Las llamas envolvieron una unidad especializada antiCovid-19 en el hospital Al-Hussein de la ciudad de Nasiriyah, 370 kilómetros al sudeste de esta capital.
Según una fuente del departamento forense de Dhi Qar, los especialistas recuperaron 64 cadáveres y hasta ahora identificaron a 39.
El siniestro comenzó anoche como resultado de la explosión de bombonas de oxígeno; el segundo en Iraq en los tres meses últimos.
En abril pasado, otro incendio acaecido en un nosocomio en esta capital acabó con la vida de 82 personas.

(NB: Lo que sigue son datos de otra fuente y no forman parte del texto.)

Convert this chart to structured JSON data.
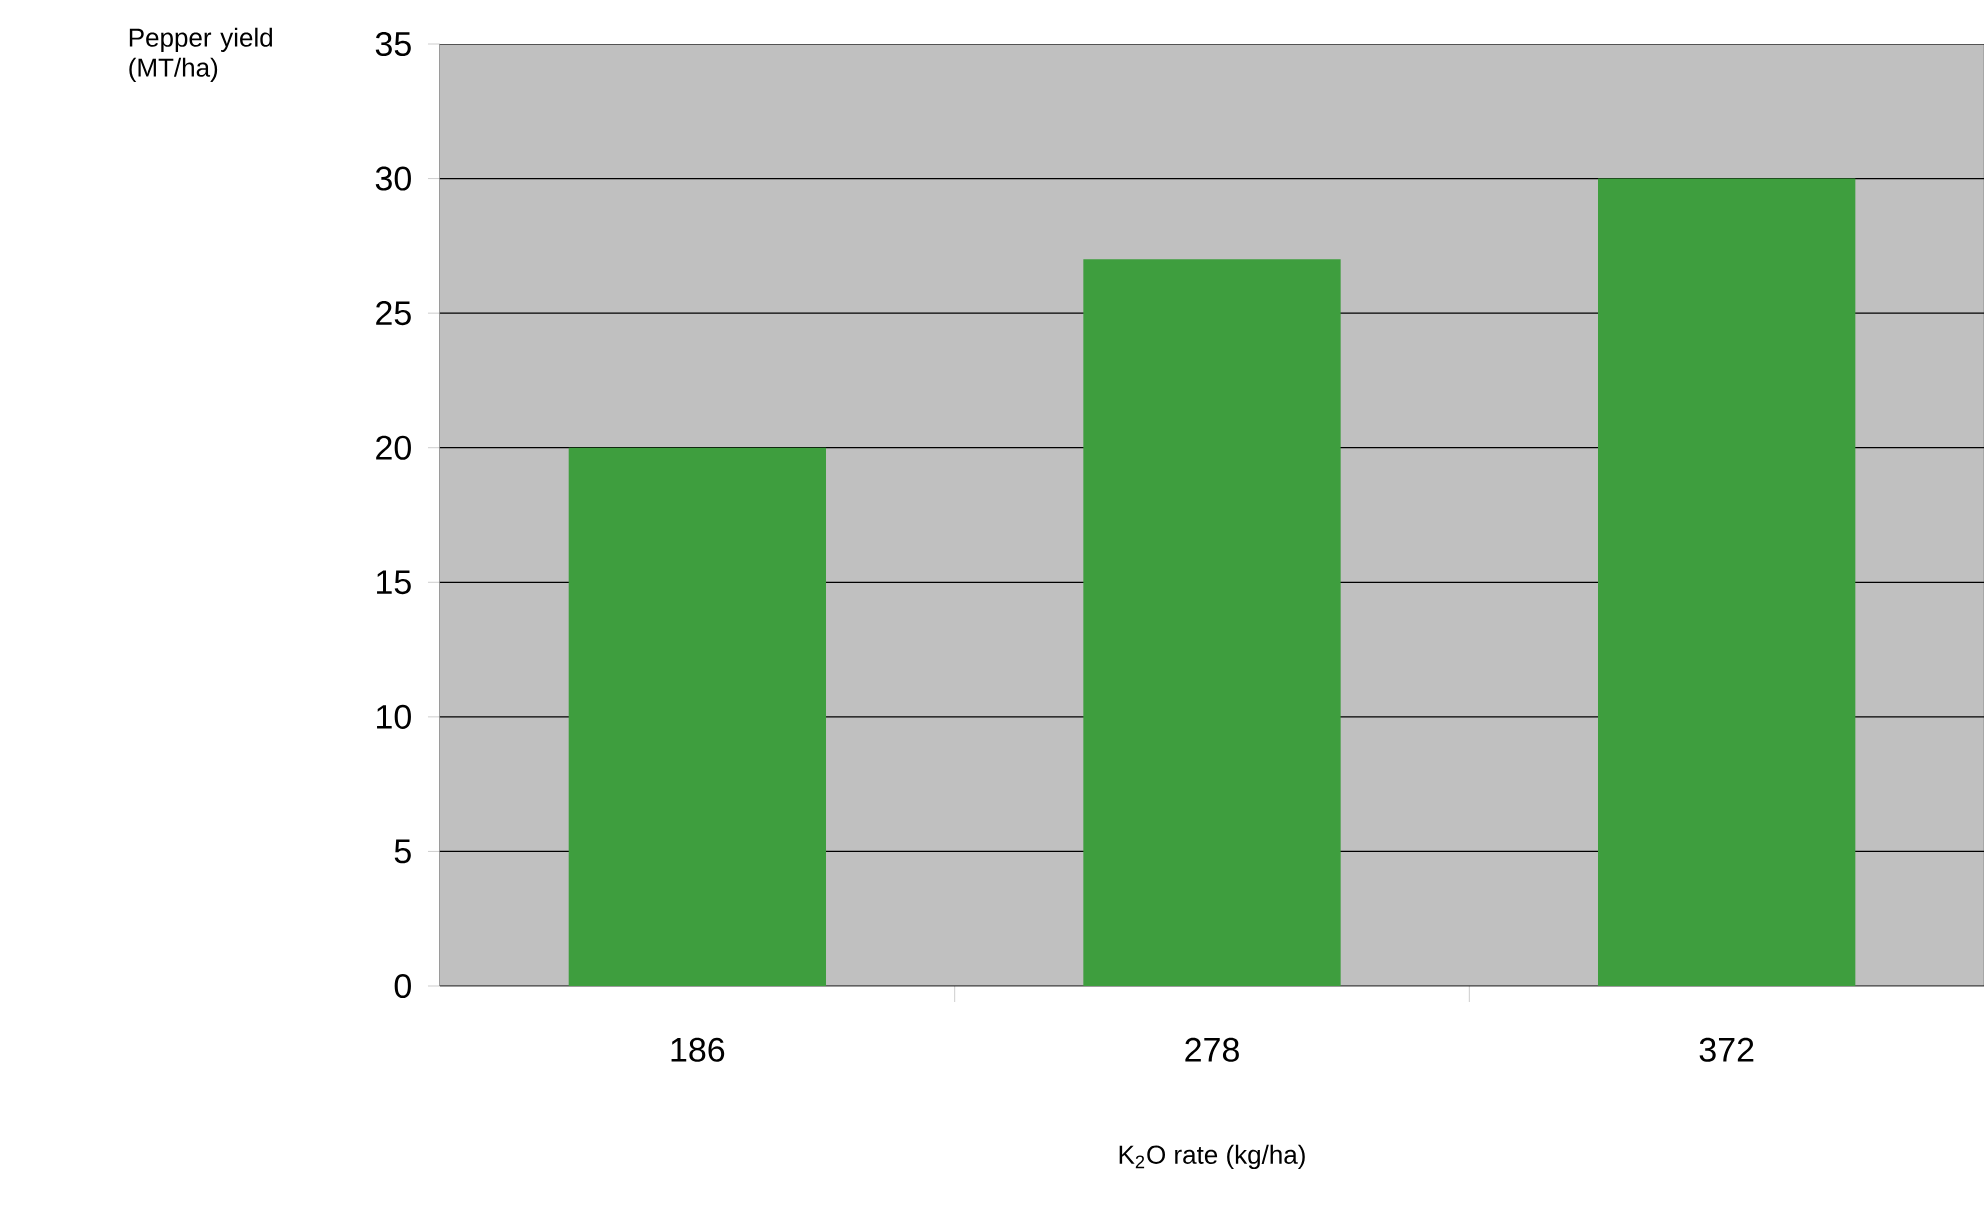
{
  "chart_data": {
    "type": "bar",
    "xlabel": "K$_{2}$O rate (kg/ha)",
    "ylabel": "Pepper yield (MT/ha)",
    "categories": [
      "186",
      "278",
      "372"
    ],
    "values": [
      20,
      27,
      30
    ],
    "color": "#3e9e3e",
    "ylim": [
      0,
      35
    ],
    "yticks": [
      0,
      5,
      10,
      15,
      20,
      25,
      30,
      35
    ],
    "grid": "y"
  }
}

Varias decenas de manifestantes protestaron en los alrededores del hospital y exigieron investigaciones para encontrar a los culpables.
El presidente iraquí, Barham Salih, responsabilizó de la tragedia a los corruptos y la mala gestión gubernamental por subestimar la vida y priorizar otros intereses.
Iraq depende de la industria petrolífera que sufrió un deterioro total, tras varias décadas de guerra y medidas opresivas de países occidentales.
La pandemia de la Covid-19 registró más de 1,4 millones de infecciones y más de 17 mil muertes.
En la percepción popular, lo deplorable de la infraestructura de salud y de otros servicios públicos son achacables a los gobernantes impuestos desde 2003 con la invasión militar que encabezó Estados Unidos.